Department of Pharmaceutics, Graduate School of Medicine and Pharmaceutical Sciences, University of Toyama, 2630, Sugitani, Toyama, Japan.
Graduate School of Biomedical Sciences, Tokushima University, 1-78-1, Sho-machi, Tokushima, Japan.
Drug Metab Pharmacokinet. 2019 Aug;34(4):239-246. doi: 10.1016/j.dmpk.2019.04.001. Epub 2019 Apr 11.

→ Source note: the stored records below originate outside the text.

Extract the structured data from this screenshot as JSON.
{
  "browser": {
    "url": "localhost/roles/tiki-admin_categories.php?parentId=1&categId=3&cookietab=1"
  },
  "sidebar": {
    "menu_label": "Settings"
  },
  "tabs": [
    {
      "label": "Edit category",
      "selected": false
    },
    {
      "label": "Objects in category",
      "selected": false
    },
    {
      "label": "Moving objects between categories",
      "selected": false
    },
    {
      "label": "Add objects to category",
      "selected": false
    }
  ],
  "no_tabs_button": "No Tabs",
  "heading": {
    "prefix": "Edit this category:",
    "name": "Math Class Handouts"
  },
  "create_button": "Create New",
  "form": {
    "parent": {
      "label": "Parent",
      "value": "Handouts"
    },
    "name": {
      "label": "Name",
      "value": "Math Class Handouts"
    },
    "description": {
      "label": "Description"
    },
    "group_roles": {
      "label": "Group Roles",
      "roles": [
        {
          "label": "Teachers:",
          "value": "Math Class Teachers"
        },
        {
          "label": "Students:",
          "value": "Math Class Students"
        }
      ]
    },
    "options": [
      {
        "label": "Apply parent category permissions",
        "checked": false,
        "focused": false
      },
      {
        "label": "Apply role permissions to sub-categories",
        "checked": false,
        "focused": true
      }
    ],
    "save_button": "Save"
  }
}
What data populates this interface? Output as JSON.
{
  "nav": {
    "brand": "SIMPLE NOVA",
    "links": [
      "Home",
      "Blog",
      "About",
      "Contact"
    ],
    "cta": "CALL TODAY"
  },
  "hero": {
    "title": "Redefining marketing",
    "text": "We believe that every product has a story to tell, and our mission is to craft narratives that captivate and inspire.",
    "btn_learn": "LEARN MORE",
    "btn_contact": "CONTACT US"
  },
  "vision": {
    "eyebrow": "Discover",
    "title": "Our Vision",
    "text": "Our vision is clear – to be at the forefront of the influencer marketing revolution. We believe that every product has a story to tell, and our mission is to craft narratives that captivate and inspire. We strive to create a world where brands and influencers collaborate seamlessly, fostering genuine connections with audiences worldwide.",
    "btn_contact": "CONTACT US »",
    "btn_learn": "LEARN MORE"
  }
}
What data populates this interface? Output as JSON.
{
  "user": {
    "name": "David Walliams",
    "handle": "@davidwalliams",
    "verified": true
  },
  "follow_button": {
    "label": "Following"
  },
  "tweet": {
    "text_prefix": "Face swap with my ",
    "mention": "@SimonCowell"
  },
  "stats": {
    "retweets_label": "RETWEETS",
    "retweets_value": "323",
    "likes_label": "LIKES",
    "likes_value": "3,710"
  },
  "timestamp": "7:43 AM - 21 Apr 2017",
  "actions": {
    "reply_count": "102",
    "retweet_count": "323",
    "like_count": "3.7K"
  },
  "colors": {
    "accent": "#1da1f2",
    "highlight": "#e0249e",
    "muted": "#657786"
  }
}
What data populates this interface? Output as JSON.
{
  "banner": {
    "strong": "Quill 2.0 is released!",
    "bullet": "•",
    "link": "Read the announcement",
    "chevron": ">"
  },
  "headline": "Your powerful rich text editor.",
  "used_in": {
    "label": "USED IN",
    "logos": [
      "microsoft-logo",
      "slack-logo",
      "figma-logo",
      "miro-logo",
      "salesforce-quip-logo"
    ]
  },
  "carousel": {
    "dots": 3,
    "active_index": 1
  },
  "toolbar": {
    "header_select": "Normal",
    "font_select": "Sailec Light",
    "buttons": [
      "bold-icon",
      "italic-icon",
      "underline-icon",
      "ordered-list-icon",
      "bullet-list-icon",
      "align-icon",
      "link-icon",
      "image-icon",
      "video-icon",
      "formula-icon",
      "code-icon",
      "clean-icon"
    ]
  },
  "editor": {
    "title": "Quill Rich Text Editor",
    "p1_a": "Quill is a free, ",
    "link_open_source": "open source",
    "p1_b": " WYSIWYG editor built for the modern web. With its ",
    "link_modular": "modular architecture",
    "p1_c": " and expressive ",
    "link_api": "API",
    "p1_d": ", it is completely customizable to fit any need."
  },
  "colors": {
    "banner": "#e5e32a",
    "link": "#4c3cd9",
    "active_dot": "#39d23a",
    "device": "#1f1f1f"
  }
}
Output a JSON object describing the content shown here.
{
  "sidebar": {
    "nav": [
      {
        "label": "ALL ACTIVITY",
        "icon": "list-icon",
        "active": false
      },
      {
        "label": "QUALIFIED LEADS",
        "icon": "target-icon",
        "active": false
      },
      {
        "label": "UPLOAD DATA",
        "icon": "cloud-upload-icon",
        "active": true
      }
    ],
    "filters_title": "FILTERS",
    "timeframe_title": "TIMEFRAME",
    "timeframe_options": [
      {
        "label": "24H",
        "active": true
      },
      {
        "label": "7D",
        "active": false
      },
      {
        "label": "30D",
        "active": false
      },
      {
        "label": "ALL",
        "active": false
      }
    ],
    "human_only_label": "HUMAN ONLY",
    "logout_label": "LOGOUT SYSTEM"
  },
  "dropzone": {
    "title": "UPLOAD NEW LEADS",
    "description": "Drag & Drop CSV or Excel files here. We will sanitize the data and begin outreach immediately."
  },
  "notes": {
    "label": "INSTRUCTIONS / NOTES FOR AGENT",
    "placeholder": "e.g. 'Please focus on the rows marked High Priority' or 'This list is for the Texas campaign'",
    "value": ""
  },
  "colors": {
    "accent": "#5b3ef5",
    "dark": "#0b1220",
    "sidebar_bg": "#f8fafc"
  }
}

It has been known that organic anion-transporting polypeptides (Oatps) involve hepatic transports several organic anionic compounds and drugs. This study aimed to investigate sulforhodamine-101 (SR-101) distribution in the rat liver, determine the molecules responsible for the distribution, and delineate the manner of distribution. After intravenous SR-101 administration, its distribution in frozen rat hepatic sections was examined. SR-101-derived signals were detected in regions around the hepatic central vein (CV), where immunohistochemistry (IHC) indicated high Oatp1a4 expression. The signals decreased with treatment by digoxin, a specific substrate for Oatp1a4. In vitro studies using isolated rat hepatocytes and rat Oatp1a4-expressing Xenopus laevis oocytes have suggested that SR-101 is an Oatp1a4 substrate and is taken up into rat hepatocytes mainly via Oatp1a4. Therefore, results suggested SR-101 zonation because of Oatp1a4 involvement and that Oatp1a4 function is dominant in the region around the hepatic CV in rat hepatic lobules.
已知有机阴离子转运多肽(Oatps)参与肝脏对多种有机阴离子化合物和药物的转运。本研究旨在研究磺罗丹明 101(SR-101)在大鼠肝脏中的分布,确定负责分布的分子,并阐明分布方式。静脉注射 SR-101 后,检查冷冻大鼠肝切片中的分布情况。在肝中央静脉(CV)周围区域检测到源自 SR-101 的信号,免疫组织化学(IHC)表明该区域 Oatp1a4 表达水平较高。这些信号随着 Oatp1a4 的特异性底物地高辛的处理而减少。使用分离的大鼠肝细胞和表达大鼠 Oatp1a4 的非洲爪蟾卵母细胞的体外研究表明,SR-101 是 Oatp1a4 的底物,主要通过 Oatp1a4 进入大鼠肝细胞。因此,结果表明由于 Oatp1a4 的参与导致 SR-101 出现区域性分布,并且 Oatp1a4 功能在大鼠肝小叶的肝 CV 周围区域占主导地位。